British American Tobacco - 2021 Results ($BTI)
British American Tobacco (BTI, previously) reported results and gave a presentation today. Highlights:
- We accelerated constant currency New Category revenue growth to over 50%. We reduced New Category losses for the first time, with circa £100 million improvement in profitability. And with continued strong cash conversion, we reduced leverage to below 3 times. As we said, this has given us the financial flexibility to be more active in our capital allocation - to deliver sustainable long-term value for shareholders. As a first step in our new capital allocation framework - while maintaining a growing dividend - we have announced a £2billion share buyback for 2022.
- Vuse is the number one global vaping brand, with a value share of 34%. I am particularly pleased that in the US, Vuse delivered strong revenue and share growth - and in the second half of 2021 became profitable at the category contribution level for the first time.
- I am delighted with the performance of our New Category brands, with each of them growing revenue by more than 40% in 2021.

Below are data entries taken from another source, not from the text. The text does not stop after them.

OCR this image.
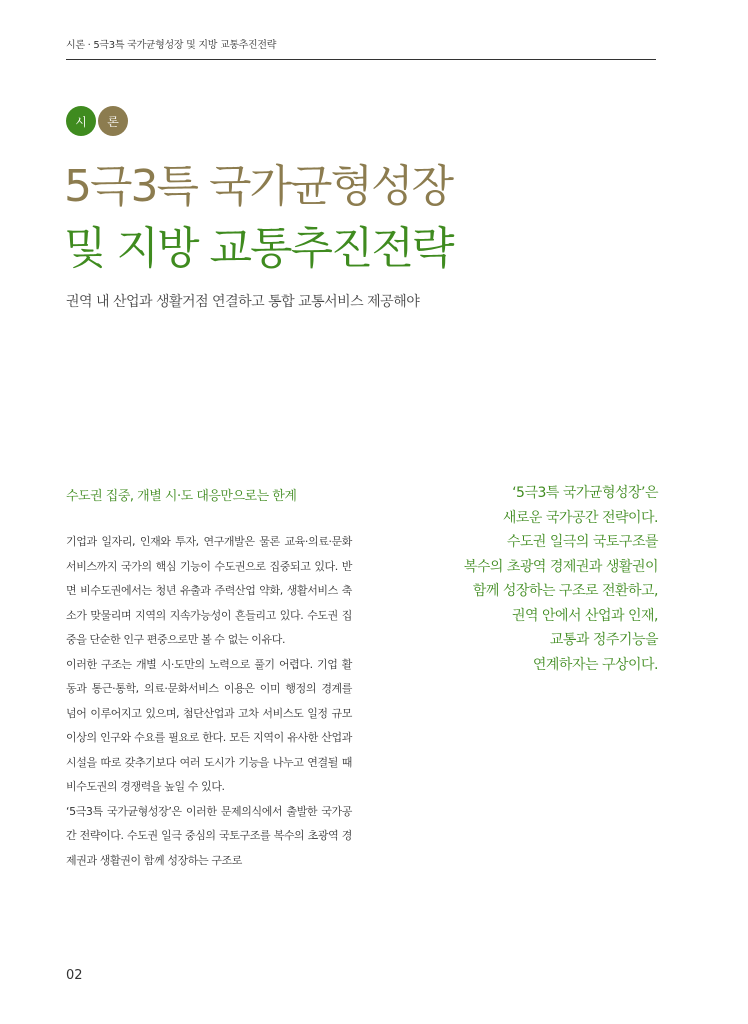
시론 · 5극3특 국가균형성장 및 지방 교통추진전략
시	론
5극3특 국가균형성장
및 지방 교통추진전략
권역 내 산업과 생활거점 연결하고 통합 교통서비스 제공해야
수도권 집중, 개별 시·도 대응만으로는 한계

기업과 일자리, 인재와 투자, 연구개발은 물론 교육·의료·문화서비스까지 국가의 핵심 기능이 수도권으로 집중되고 있다. 반면 비수도권에서는 청년 유출과 주력산업 약화, 생활서비스 축소가 맞물리며 지역의 지속가능성이 흔들리고 있다. 수도권 집중을 단순한 인구 편중으로만 볼 수 없는 이유다.

이러한 구조는 개별 시·도만의 노력으로 풀기 어렵다. 기업 활동과 통근·통학, 의료·문화서비스 이용은 이미 행정의 경계를 넘어 이루어지고 있으며, 첨단산업과 고차 서비스도 일정 규모 이상의 인구와 수요를 필요로 한다. 모든 지역이 유사한 산업과 시설을 따로 갖추기보다 여러 도시가 기능을 나누고 연결될 때 비수도권의 경쟁력을 높일 수 있다.

‘5극3특 국가균형성장’은 이러한 문제의식에서 출발한 국가공간 전략이다. 수도권 일극 중심의 국토구조를 복수의 초광역 경제권과 생활권이 함께 성장하는 구조로

‘5극3특 국가균형성장’은
새로운 국가공간 전략이다.
수도권 일극의 국토구조를
복수의 초광역 경제권과 생활권이
함께 성장하는 구조로 전환하고,
권역 안에서 산업과 인재,
교통과 정주기능을
연계하자는 구상이다.
02
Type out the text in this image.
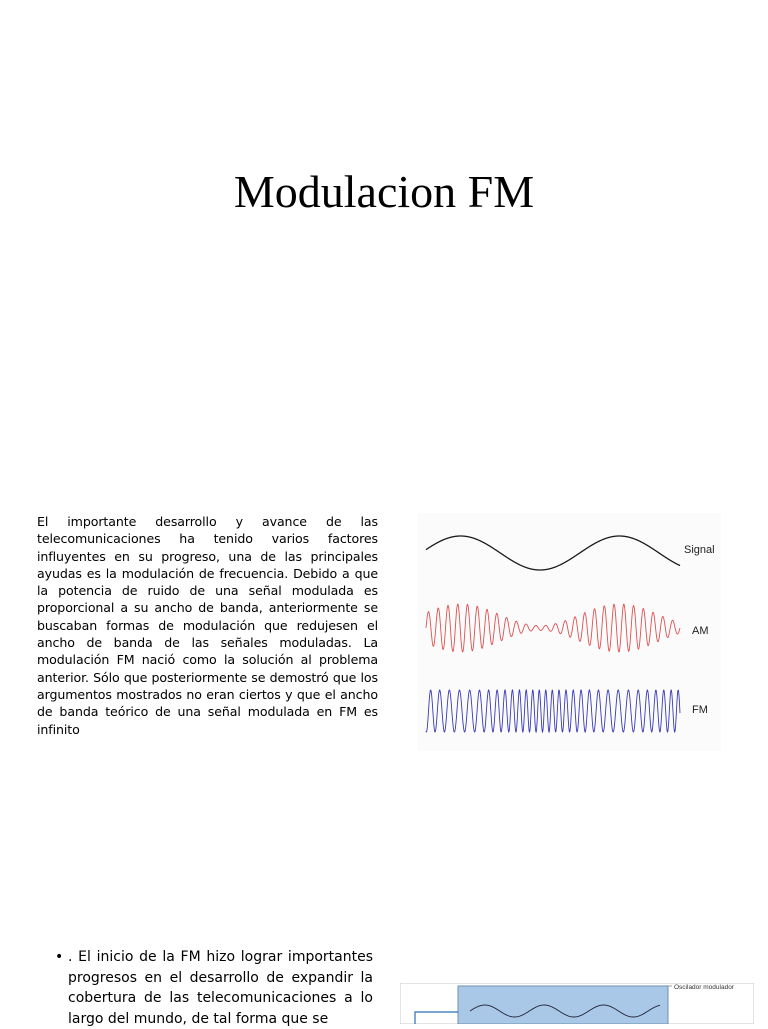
Modulacion FM

El importante desarrollo y avance de las telecomunicaciones ha tenido varios factores influyentes en su progreso, una de las principales ayudas es la modulación de frecuencia. Debido a que la potencia de ruido de una señal modulada es proporcional a su ancho de banda, anteriormente se buscaban formas de modulación que redujesen el ancho de banda de las señales moduladas. La modulación FM nació como la solución al problema anterior. Sólo que posteriormente se demostró que los argumentos mostrados no eran ciertos y que el ancho de banda teórico de una señal modulada en FM es infinito

Signal
AM
FM
• . El inicio de la FM hizo lograr importantes progresos en el desarrollo de expandir la cobertura de las telecomunicaciones a lo largo del mundo, de tal forma que se
Oscilador modulador
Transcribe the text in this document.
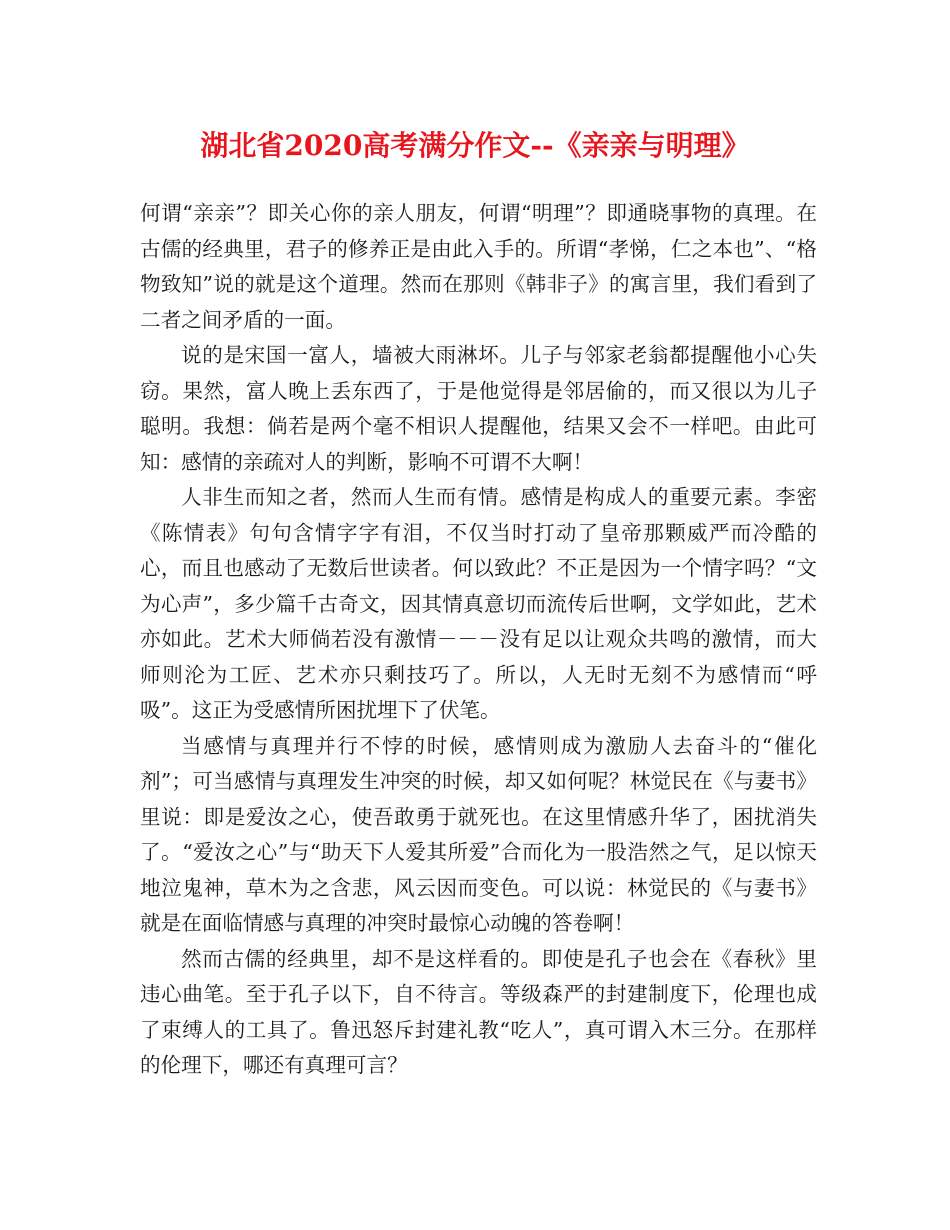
湖北省2020高考满分作文--《亲亲与明理》

何谓“亲亲”？即关心你的亲人朋友，何谓“明理”？即通晓事物的真理。在古儒的经典里，君子的修养正是由此入手的。所谓“孝悌，仁之本也”、“格物致知”说的就是这个道理。然而在那则《韩非子》的寓言里，我们看到了二者之间矛盾的一面。

说的是宋国一富人，墙被大雨淋坏。儿子与邻家老翁都提醒他小心失窃。果然，富人晚上丢东西了，于是他觉得是邻居偷的，而又很以为儿子聪明。我想：倘若是两个毫不相识人提醒他，结果又会不一样吧。由此可知：感情的亲疏对人的判断，影响不可谓不大啊！

人非生而知之者，然而人生而有情。感情是构成人的重要元素。李密《陈情表》句句含情字字有泪，不仅当时打动了皇帝那颗威严而冷酷的心，而且也感动了无数后世读者。何以致此？不正是因为一个情字吗？“文为心声”，多少篇千古奇文，因其情真意切而流传后世啊，文学如此，艺术亦如此。艺术大师倘若没有激情－－－没有足以让观众共鸣的激情，而大师则沦为工匠、艺术亦只剩技巧了。所以，人无时无刻不为感情而“呼吸”。这正为受感情所困扰埋下了伏笔。

当感情与真理并行不悖的时候，感情则成为激励人去奋斗的“催化剂”；可当感情与真理发生冲突的时候，却又如何呢？林觉民在《与妻书》里说：即是爱汝之心，使吾敢勇于就死也。在这里情感升华了，困扰消失了。“爱汝之心”与“助天下人爱其所爱”合而化为一股浩然之气，足以惊天地泣鬼神，草木为之含悲，风云因而变色。可以说：林觉民的《与妻书》就是在面临情感与真理的冲突时最惊心动魄的答卷啊！

然而古儒的经典里，却不是这样看的。即使是孔子也会在《春秋》里违心曲笔。至于孔子以下，自不待言。等级森严的封建制度下，伦理也成了束缚人的工具了。鲁迅怒斥封建礼教“吃人”，真可谓入木三分。在那样的伦理下，哪还有真理可言？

- With our continued focus on cash, we expect to generate around £40 billion of cumulative free cash flow over the next 5 years - representing more than half of our current market capitalisation.
- In October, Vuse Solo received the first of its kind PMTA authorisation - confirming that the marketing of original flavour Vuse Solo products is appropriate for the protection of public health.
This approval gives us further confidence in our other PMTA applications, which share the same foundational science. - We reduced leverage to just below 3 times and have a strong balance sheet, with a very manageable maturity profile with 90% of our debt fixed, an average maturity of 10 years and close currency matching, and maximum annual debt maturities no higher than £4billion.
- Over the next 5 years, we are on track to generate around £40 billion of free cash flow before dividends. With strong profitability, cash conversion in excess of 90%, and leverage within our 2-3 times net debt / EBITDA corridor we now have the flexibility to be more active in our capital allocation - to deliver longterm value for shareholders. This will include: Continuing to grow the dividend, and maintaining leverage within our target corridor of 2-3 times adjusted Net Debt / adjusted EBITDA. Whilst also considering potential bolt-on M&A opportunities, and share buybacks to enhance shareholder returns.
- Group cigarette volume was largely in line with 2020 at 637 billion sticks (2020: 638 billion sticks).
Very impressive that they are projecting $54 billion (USD) of free cash flow over the next five years, or almost $11 billion per year. As they say, that would be 51 percent of the current market capitalization, which is $106 billion at a $46 share price. So that means that BTI can probably return north of 10% to shareholders via dividends and buybacks, which is in line with our pipelines and oil sands.